When his actress wife ropes him into making a highly publicized comeback attempt, he runs into the waiting scope of a sniper (John Cusack) who tells him that he'll blow his head off if he plays even one wrong note. The assassin's motivated by more than sheer love of perfect performance, of course, but his goal is left a mystery for much of the film.
It was a technically challenging shoot, because much of the movie focuses on Wood playing piano, alone in front of a distant audience, reacting to the voice of the menacing Cusack piped into his ear.
“‘Grand Piano’ was all set, or a bulk of it, was set to music,” Wood explained. “It's all set to a very strict time code, all the shots were pre-determined, there was a clip track that we were listening to, I've got an earpiece listening to John Cusack‘s voice, I've got certain bars of music that I'm going to play at a certain time, it was super technical, really enjoyable, too.”
(The man knows his music; he ran a record label, Simian Records, for a few years, though he said, “it's sort of in flux at the moment,” adding, “I'm not really sure what I'm going to do with it, I haven't done anything with it in a few years.”)
Wood talks about Mira in adoring terms, praise that was clearly authentic, judging by the way he leaped into his friend's arms when he wandered into the room.
Wood will also be seen soon as the star of “Open Windows,” which was directed by his and Mira's friend Nacho Vigalondo. All of the film's action takes place on a computer screen, which was another technical challenge requiring him to talk to a camera.
The two films represent entries into a new chapter in his career, which also includes movies he had at Sundance: “Cooties” and “A Girl Walks Home Alone in the Night,” both produced his SpectreVision label.
Wood runs the company with two friends, Daniel Noah and Josh C. Waller, with the aim of providing an alternative to the low-budget mainstream horror — think the “Saw” franchise and the many found footage films — currently being made in America.
“The genre tends to get dominated by a cycle of some kind.
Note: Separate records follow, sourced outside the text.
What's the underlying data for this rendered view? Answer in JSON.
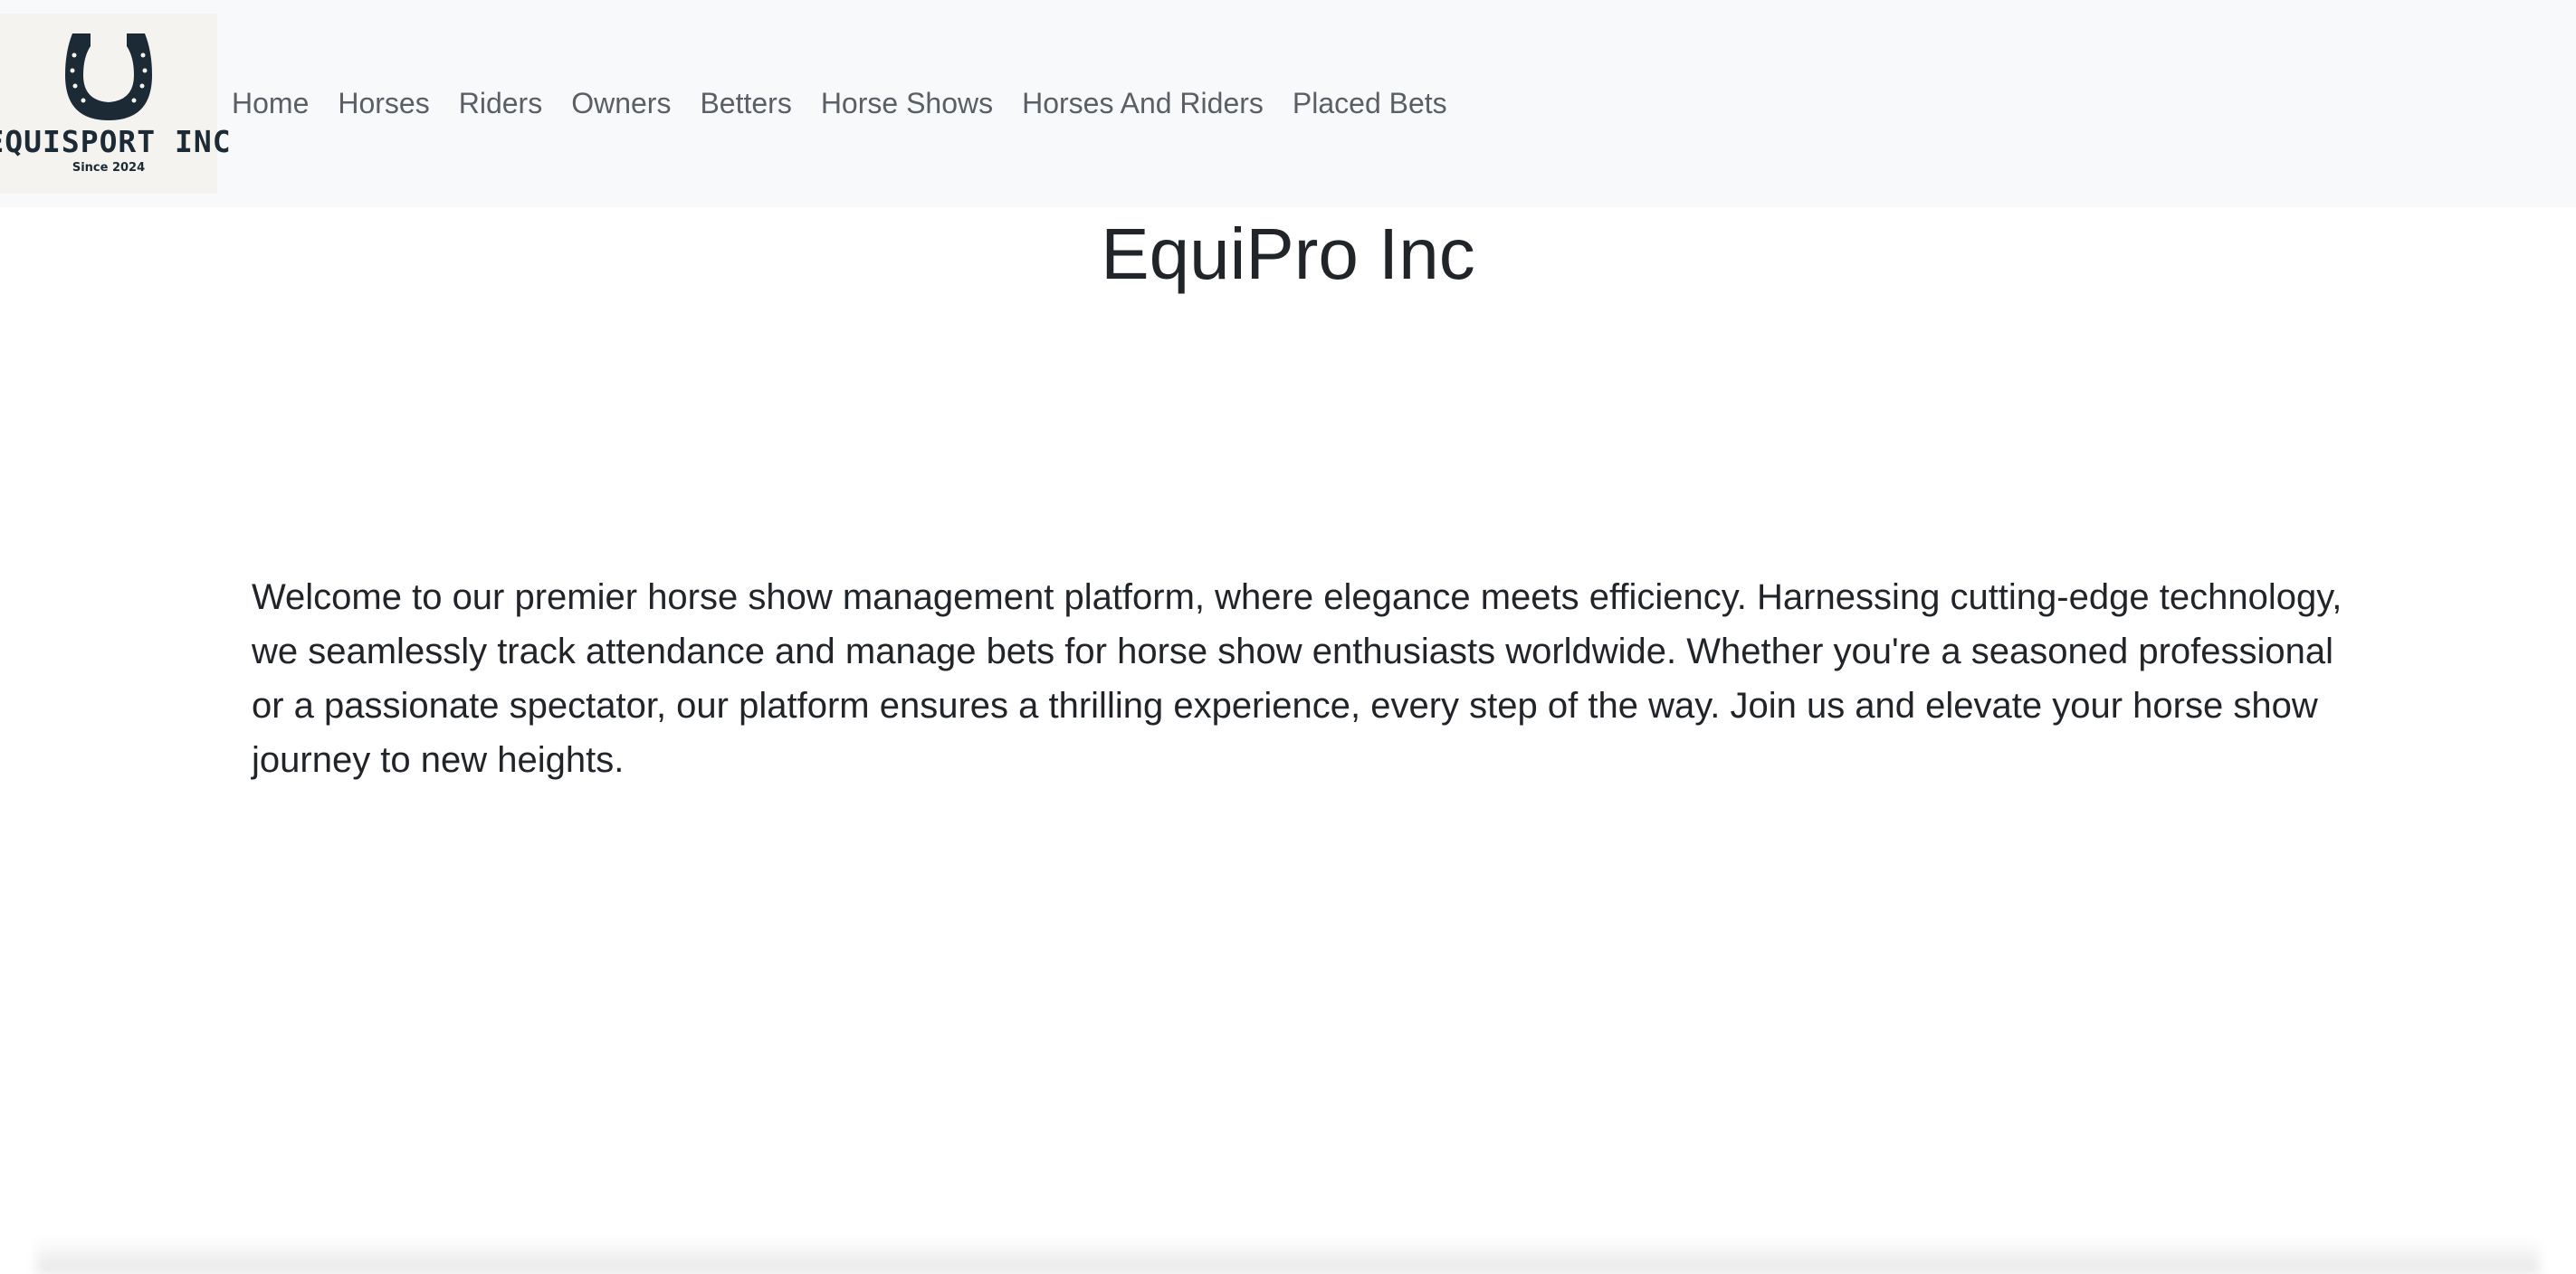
{
  "navbar": {
    "logo": {
      "icon": "horseshoe-icon",
      "name": "EQUISPORT INC",
      "tagline": "Since 2024"
    },
    "links": [
      {
        "label": "Home"
      },
      {
        "label": "Horses"
      },
      {
        "label": "Riders"
      },
      {
        "label": "Owners"
      },
      {
        "label": "Betters"
      },
      {
        "label": "Horse Shows"
      },
      {
        "label": "Horses And Riders"
      },
      {
        "label": "Placed Bets"
      }
    ]
  },
  "main": {
    "title": "EquiPro Inc",
    "intro": "Welcome to our premier horse show management platform, where elegance meets efficiency. Harnessing cutting-edge technology, we seamlessly track attendance and manage bets for horse show enthusiasts worldwide. Whether you're a seasoned professional or a passionate spectator, our platform ensures a thrilling experience, every step of the way. Join us and elevate your horse show journey to new heights."
  },
  "colors": {
    "navbar_bg": "#f8f9fa",
    "nav_link": "#5a5f66",
    "text": "#212529",
    "logo_dark": "#1b2a35"
  }
}
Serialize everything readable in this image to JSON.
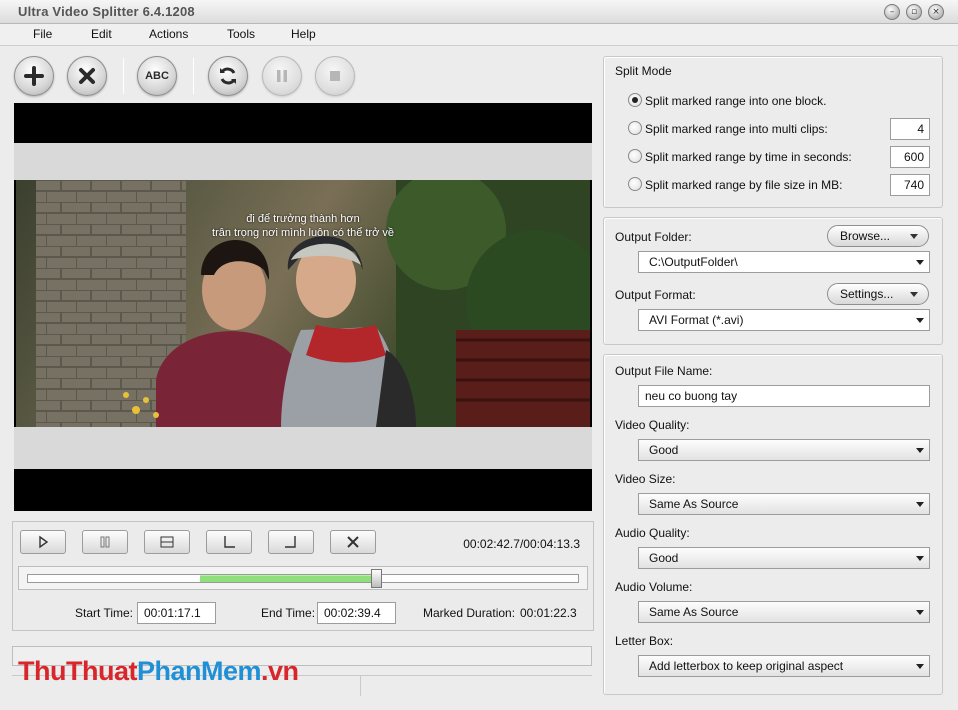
{
  "window": {
    "title": "Ultra Video Splitter 6.4.1208",
    "controls": [
      "minimize",
      "restore",
      "close"
    ]
  },
  "menu": [
    "File",
    "Edit",
    "Actions",
    "Tools",
    "Help"
  ],
  "toolbar": {
    "buttons": [
      {
        "name": "add",
        "icon": "plus-icon"
      },
      {
        "name": "remove",
        "icon": "x-icon"
      },
      {
        "name": "rename",
        "icon": "abc-icon",
        "text": "ABC"
      },
      {
        "name": "convert",
        "icon": "refresh-icon"
      },
      {
        "name": "pause",
        "icon": "pause-icon",
        "disabled": true
      },
      {
        "name": "stop",
        "icon": "stop-icon",
        "disabled": true
      }
    ]
  },
  "video": {
    "subtitle_line1": "đi để trưởng thành hơn",
    "subtitle_line2": "trân trọng nơi mình luôn có thể trở về"
  },
  "playback": {
    "current_time": "00:02:42.7/00:04:13.3",
    "range_start_fraction": 0.313,
    "range_end_fraction": 0.635,
    "start_time_label": "Start Time:",
    "start_time": "00:01:17.1",
    "end_time_label": "End Time:",
    "end_time": "00:02:39.4",
    "marked_duration_label": "Marked Duration:",
    "marked_duration": "00:01:22.3"
  },
  "split_mode": {
    "title": "Split Mode",
    "options": [
      {
        "label": "Split  marked range into one block.",
        "checked": true,
        "value": ""
      },
      {
        "label": "Split marked range into multi clips:",
        "checked": false,
        "value": "4"
      },
      {
        "label": "Split marked range by time in seconds:",
        "checked": false,
        "value": "600"
      },
      {
        "label": "Split marked range by file size in MB:",
        "checked": false,
        "value": "740"
      }
    ]
  },
  "output": {
    "folder_label": "Output Folder:",
    "browse_label": "Browse...",
    "folder_value": "C:\\OutputFolder\\",
    "format_label": "Output Format:",
    "settings_label": "Settings...",
    "format_value": "AVI Format (*.avi)"
  },
  "options": {
    "file_name_label": "Output File Name:",
    "file_name": "neu co buong tay",
    "video_quality_label": "Video Quality:",
    "video_quality": "Good",
    "video_size_label": "Video Size:",
    "video_size": "Same As Source",
    "audio_quality_label": "Audio Quality:",
    "audio_quality": "Good",
    "audio_volume_label": "Audio Volume:",
    "audio_volume": "Same As Source",
    "letterbox_label": "Letter Box:",
    "letterbox": "Add letterbox to keep original aspect"
  },
  "watermark": {
    "part1": "ThuThuat",
    "part2": "PhanMem",
    "part3": ".vn"
  },
  "colors": {
    "watermark_red": "#d9262b",
    "watermark_blue": "#1f8fd6",
    "range_green": "#8fe07a"
  }
}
Prior to [found footage], it was torture porn films,” Wood said. “It always tends to run in a cycle, once something becomes really successful, they try to make a lot of movies similar to that. We're trying to do the opposite.”
“Girl Walks Home” is a black and white, Iranian, Farsi-language vampire western — it has that category all to itself — and will obviously attract a largely niche audience. Its small scale makes it a good indicator of the sort of independent hustle that Wood is embracing with SpectreVision.
But without wide domestic theater distribution, film to make compromises.
“The thing that sucks now is that movies are financed on pre-sales,” he lamented. “This is a bummer because what that basically means is that it has to be a package that has foreign value, and that largely rests on the cast. And that puts you in a box, you know.
“When you're trying to put together a film and let's say you're a director and you want your ideal cast and your foreign sales agent says they don't have value, it becomes a frustrating process,” he said. “It becomes a name game to get the kind of money you need to get your film off the ground, and that's a frustrating thing.”
Still, he said, “film always finds a way.”